Uncanny, eh? Williams's speech has a familiar ring today, 46 years after he delivered it. He was at the time referring to Albert "Big Bertie" Gomes, Victor Bryan, Norman Tang, Ajodhasingh and Roy Joseph who had teamed up with the Governor to form a government that was characterised by Gomes's creed: in politics, anything goes! Butler, whose party had won six out of the 18 seats it contested, was left out in the cold. Of course, Williams targeted the regime's incompetence and its penchant for corruption, promising to bring morality into public affairs.

In short time, though, his government was tainted with the brush of corruption. Early in its first term of office the "Lockjoint scandal" hit the fan. As I recall it, Lockjoint was a foreign firm that was contracted to upgrade the sewer system in Port of Spain. It was alleged that ministers in Williams's government took bribes from the company. Hard on the heels of that mess came the "gas stations racket", which brought to the fore an unsung heroine of this country, Jean Miles.

At the time, the establishment of gas stations was strictly controlled by the central government. Anyone wanting to get into the lucrative business needed government's permission. Miles, a glamourous civil servant (as they were called back then), stepped out of her high-caste crease to cause a furore by publicly accusing high PNM officials of being corrupt. There was an inquiry into the allegations, at which she gave damning evidence.

From that moment, not even her relationship with the notorious John O'Halloran could save her from the might of the PNM. Miles died in the 1970s, a virtual vagrant, pauperised and made an outcast by the same Williams who had attacked corruption with full force-before he came to power!
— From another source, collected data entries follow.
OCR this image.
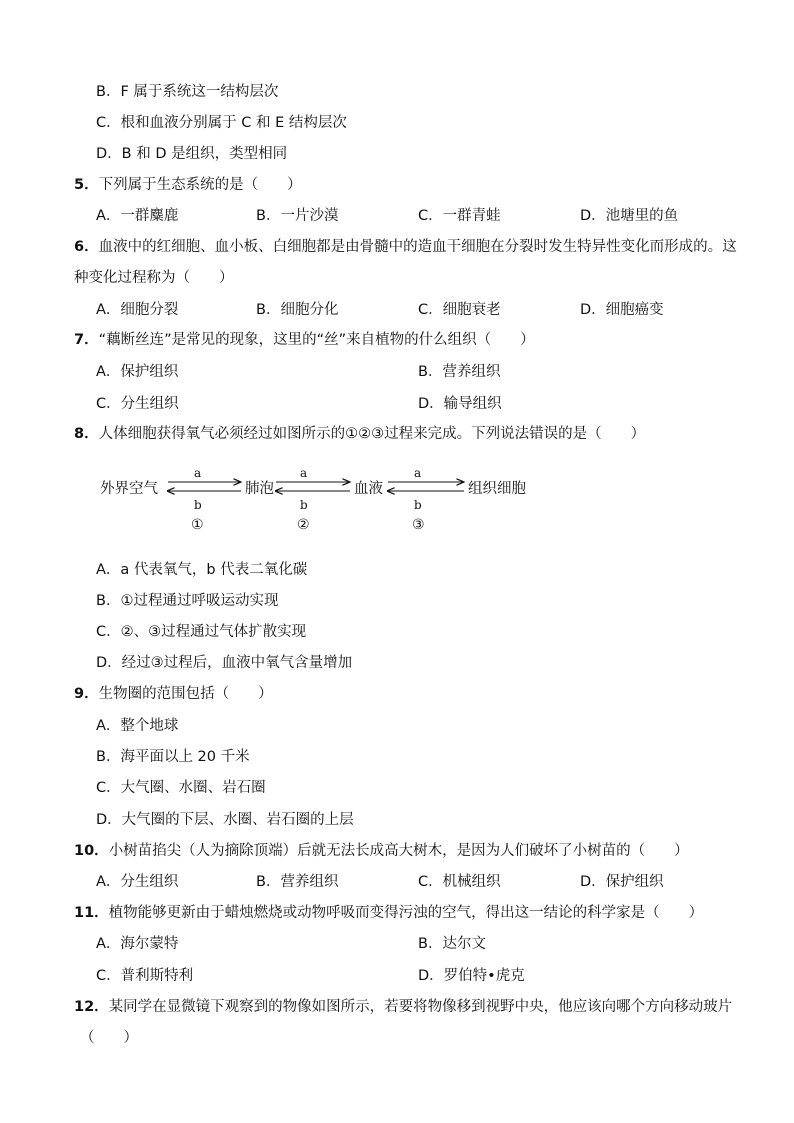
B．F 属于系统这一结构层次
C．根和血液分别属于 C 和 E 结构层次
D．B 和 D 是组织，类型相同
5．下列属于生态系统的是（　　）
A．一群麋鹿	B．一片沙漠	C．一群青蛙	D．池塘里的鱼
6．血液中的红细胞、血小板、白细胞都是由骨髓中的造血干细胞在分裂时发生特异性变化而形成的。这
种变化过程称为（　　）
A．细胞分裂	B．细胞分化	C．细胞衰老	D．细胞癌变
7．“藕断丝连”是常见的现象，这里的“丝”来自植物的什么组织（　　）
A．保护组织	B．营养组织
C．分生组织	D．输导组织
8．人体细胞获得氧气必须经过如图所示的①②③过程来完成。下列说法错误的是（　　）
外界空气	肺泡	血液	组织细胞
a
b
①
a
b
②
a
b
③
A．a 代表氧气，b 代表二氧化碳
B．①过程通过呼吸运动实现
C．②、③过程通过气体扩散实现
D．经过③过程后，血液中氧气含量增加
9．生物圈的范围包括（　　）
A．整个地球
B．海平面以上 20 千米
C．大气圈、水圈、岩石圈
D．大气圈的下层、水圈、岩石圈的上层
10．小树苗掐尖（人为摘除顶端）后就无法长成高大树木，是因为人们破坏了小树苗的（　　）
A．分生组织	B．营养组织	C．机械组织	D．保护组织
11．植物能够更新由于蜡烛燃烧或动物呼吸而变得污浊的空气，得出这一结论的科学家是（　　）
A．海尔蒙特	B．达尔文
C．普利斯特利	D．罗伯特•虎克
12．某同学在显微镜下观察到的物像如图所示，若要将物像移到视野中央，他应该向哪个方向移动玻片
（　　）
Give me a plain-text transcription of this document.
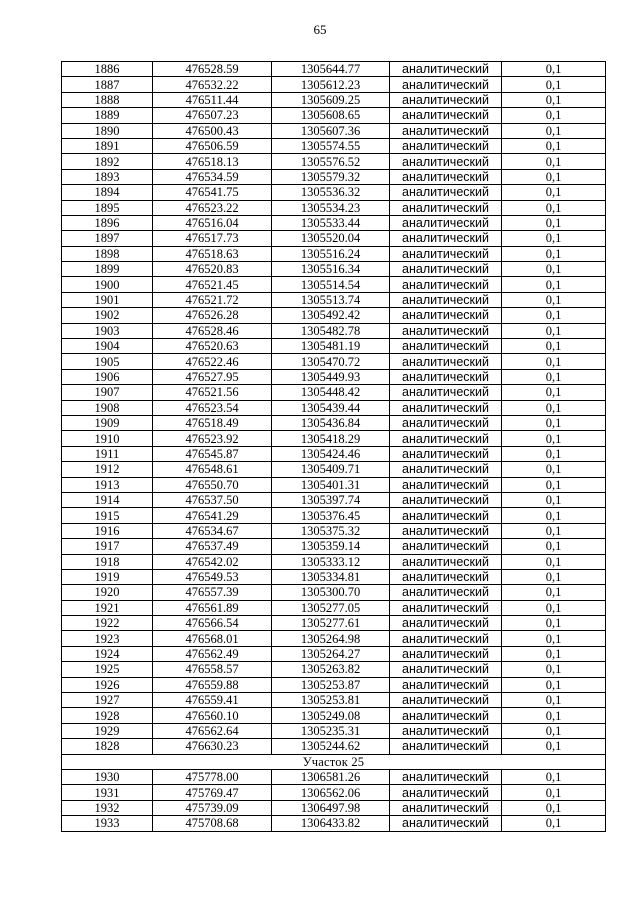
65
1886	476528.59	1305644.77	аналитический	0,1
1887	476532.22	1305612.23	аналитический	0,1
1888	476511.44	1305609.25	аналитический	0,1
1889	476507.23	1305608.65	аналитический	0,1
1890	476500.43	1305607.36	аналитический	0,1
1891	476506.59	1305574.55	аналитический	0,1
1892	476518.13	1305576.52	аналитический	0,1
1893	476534.59	1305579.32	аналитический	0,1
1894	476541.75	1305536.32	аналитический	0,1
1895	476523.22	1305534.23	аналитический	0,1
1896	476516.04	1305533.44	аналитический	0,1
1897	476517.73	1305520.04	аналитический	0,1
1898	476518.63	1305516.24	аналитический	0,1
1899	476520.83	1305516.34	аналитический	0,1
1900	476521.45	1305514.54	аналитический	0,1
1901	476521.72	1305513.74	аналитический	0,1
1902	476526.28	1305492.42	аналитический	0,1
1903	476528.46	1305482.78	аналитический	0,1
1904	476520.63	1305481.19	аналитический	0,1
1905	476522.46	1305470.72	аналитический	0,1
1906	476527.95	1305449.93	аналитический	0,1
1907	476521.56	1305448.42	аналитический	0,1
1908	476523.54	1305439.44	аналитический	0,1
1909	476518.49	1305436.84	аналитический	0,1
1910	476523.92	1305418.29	аналитический	0,1
1911	476545.87	1305424.46	аналитический	0,1
1912	476548.61	1305409.71	аналитический	0,1
1913	476550.70	1305401.31	аналитический	0,1
1914	476537.50	1305397.74	аналитический	0,1
1915	476541.29	1305376.45	аналитический	0,1
1916	476534.67	1305375.32	аналитический	0,1
1917	476537.49	1305359.14	аналитический	0,1
1918	476542.02	1305333.12	аналитический	0,1
1919	476549.53	1305334.81	аналитический	0,1
1920	476557.39	1305300.70	аналитический	0,1
1921	476561.89	1305277.05	аналитический	0,1
1922	476566.54	1305277.61	аналитический	0,1
1923	476568.01	1305264.98	аналитический	0,1
1924	476562.49	1305264.27	аналитический	0,1
1925	476558.57	1305263.82	аналитический	0,1
1926	476559.88	1305253.87	аналитический	0,1
1927	476559.41	1305253.81	аналитический	0,1
1928	476560.10	1305249.08	аналитический	0,1
1929	476562.64	1305235.31	аналитический	0,1
1828	476630.23	1305244.62	аналитический	0,1
Участок 25				
1930	475778.00	1306581.26	аналитический	0,1
1931	475769.47	1306562.06	аналитический	0,1
1932	475739.09	1306497.98	аналитический	0,1
1933	475708.68	1306433.82	аналитический	0,1
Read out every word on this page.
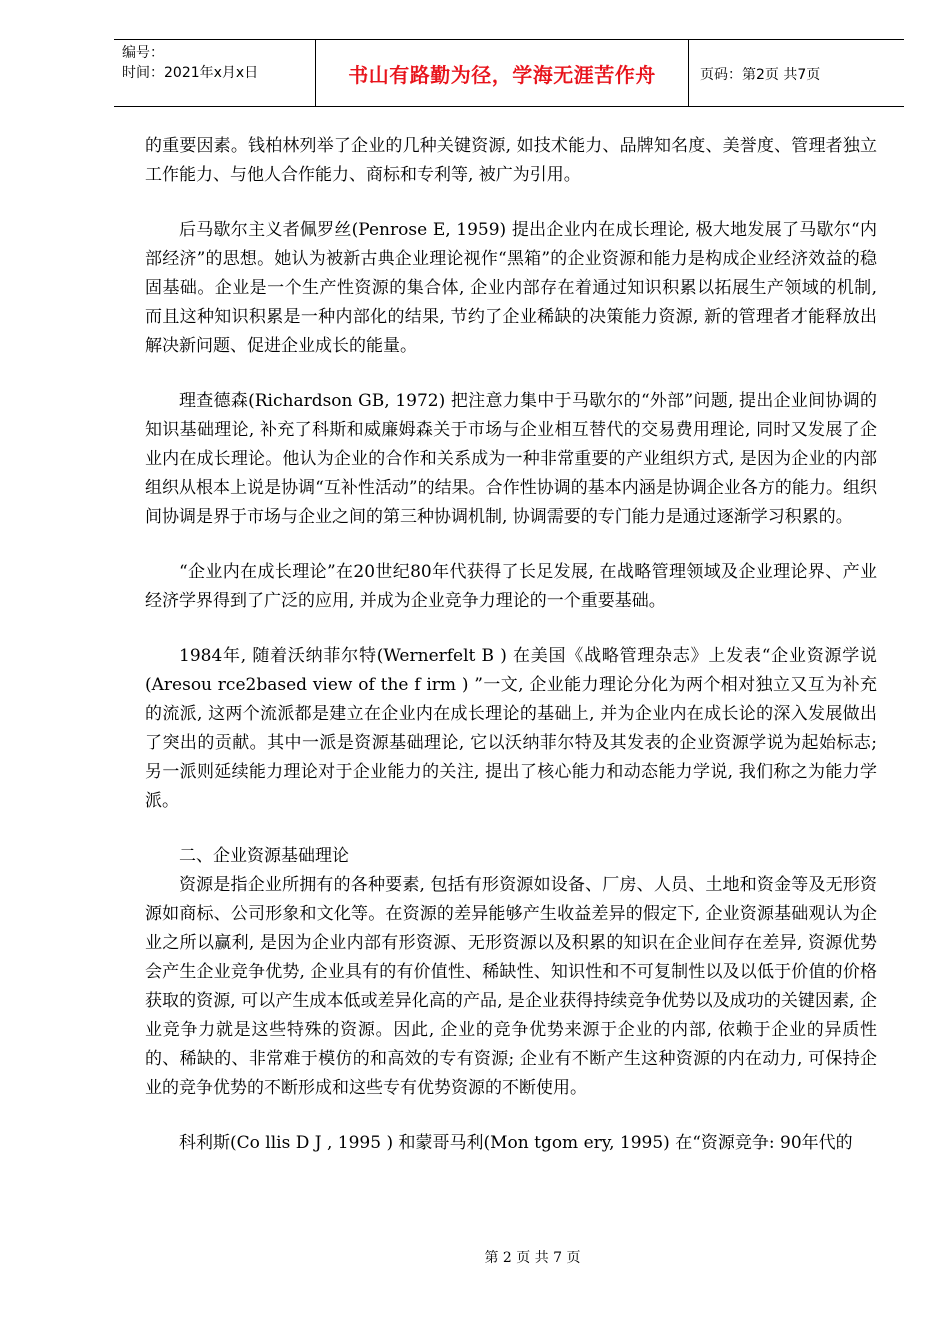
编号：
时间：2021年x月x日	书山有路勤为径，学海无涯苦作舟	页码：第2页 共7页

的重要因素。钱柏林列举了企业的几种关键资源, 如技术能力、品牌知名度、美誉度、管理者独立工作能力、与他人合作能力、商标和专利等, 被广为引用。

后马歇尔主义者佩罗丝(Penrose E, 1959) 提出企业内在成长理论, 极大地发展了马歇尔“内部经济”的思想。她认为被新古典企业理论视作“黑箱”的企业资源和能力是构成企业经济效益的稳固基础。企业是一个生产性资源的集合体, 企业内部存在着通过知识积累以拓展生产领域的机制, 而且这种知识积累是一种内部化的结果, 节约了企业稀缺的决策能力资源, 新的管理者才能释放出解决新问题、促进企业成长的能量。

理查德森(Richardson GB, 1972) 把注意力集中于马歇尔的“外部”问题, 提出企业间协调的知识基础理论, 补充了科斯和威廉姆森关于市场与企业相互替代的交易费用理论, 同时又发展了企业内在成长理论。他认为企业的合作和关系成为一种非常重要的产业组织方式, 是因为企业的内部组织从根本上说是协调“互补性活动”的结果。合作性协调的基本内涵是协调企业各方的能力。组织间协调是界于市场与企业之间的第三种协调机制, 协调需要的专门能力是通过逐渐学习积累的。

“企业内在成长理论”在20世纪80年代获得了长足发展, 在战略管理领域及企业理论界、产业经济学界得到了广泛的应用, 并成为企业竞争力理论的一个重要基础。

1984年, 随着沃纳菲尔特(Wernerfelt B ) 在美国《战略管理杂志》上发表“企业资源学说(Aresou rce2based view of the f irm ) ”一文, 企业能力理论分化为两个相对独立又互为补充的流派, 这两个流派都是建立在企业内在成长理论的基础上, 并为企业内在成长论的深入发展做出了突出的贡献。其中一派是资源基础理论, 它以沃纳菲尔特及其发表的企业资源学说为起始标志; 另一派则延续能力理论对于企业能力的关注, 提出了核心能力和动态能力学说, 我们称之为能力学派。

二、企业资源基础理论

资源是指企业所拥有的各种要素, 包括有形资源如设备、厂房、人员、土地和资金等及无形资源如商标、公司形象和文化等。在资源的差异能够产生收益差异的假定下, 企业资源基础观认为企业之所以赢利, 是因为企业内部有形资源、无形资源以及积累的知识在企业间存在差异, 资源优势会产生企业竞争优势, 企业具有的有价值性、稀缺性、知识性和不可复制性以及以低于价值的价格获取的资源, 可以产生成本低或差异化高的产品, 是企业获得持续竞争优势以及成功的关键因素, 企业竞争力就是这些特殊的资源。因此, 企业的竞争优势来源于企业的内部, 依赖于企业的异质性的、稀缺的、非常难于模仿的和高效的专有资源; 企业有不断产生这种资源的内在动力, 可保持企业的竞争优势的不断形成和这些专有优势资源的不断使用。

科利斯(Co llis D J , 1995 ) 和蒙哥马利(Mon tgom ery, 1995) 在“资源竞争: 90年代的

第 2 页 共 7 页
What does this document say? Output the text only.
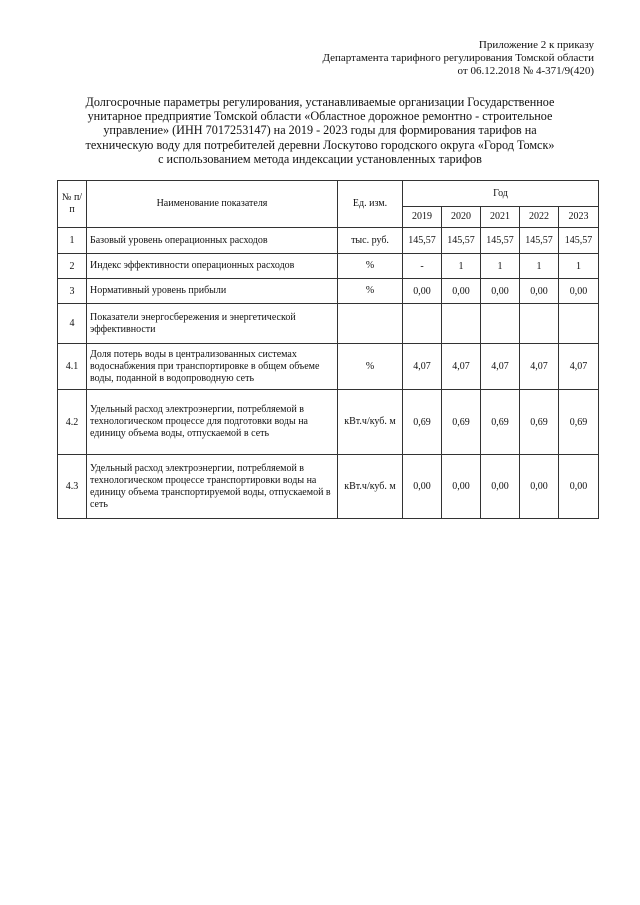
Приложение 2 к приказу
Департамента тарифного регулирования Томской области
от 06.12.2018 № 4-371/9(420)
Долгосрочные параметры регулирования, устанавливаемые организации Государственное
унитарное предприятие Томской области «Областное дорожное ремонтно - строительное
управление» (ИНН 7017253147) на 2019 - 2023 годы для формирования тарифов на
техническую воду для потребителей деревни Лоскутово городского округа «Город Томск»
с использованием метода индексации установленных тарифов
№ п/п	Наименование показателя	Ед. изм.	Год				
			2019	2020	2021	2022	2023
1	Базовый уровень операционных расходов	тыс. руб.	145,57	145,57	145,57	145,57	145,57
2	Индекс эффективности операционных расходов	%	-	1	1	1	1
3	Нормативный уровень прибыли	%	0,00	0,00	0,00	0,00	0,00
4	Показатели энергосбережения и энергетической эффективности						
4.1	Доля потерь воды в централизованных системах водоснабжения при транспортировке в общем объеме воды, поданной в водопроводную сеть	%	4,07	4,07	4,07	4,07	4,07
4.2	Удельный расход электроэнергии, потребляемой в технологическом процессе для подготовки воды на единицу объема воды, отпускаемой в сеть	кВт.ч/куб. м	0,69	0,69	0,69	0,69	0,69
4.3	Удельный расход электроэнергии, потребляемой в технологическом процессе транспортировки воды на единицу объема транспортируемой воды, отпускаемой в сеть	кВт.ч/куб. м	0,00	0,00	0,00	0,00	0,00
If what I have written so far sounds familiar, it bears out what I wrote at the beginning of this piece: while corruption may indeed start from the head, the tail (meaning the masses) is as culpable in allowing it to thrive. Because the PNM went on to be re-elected to office for six consecutive terms. In fact, it became more popular with every election-until the 1970 Black Power Revolution shook its foundations.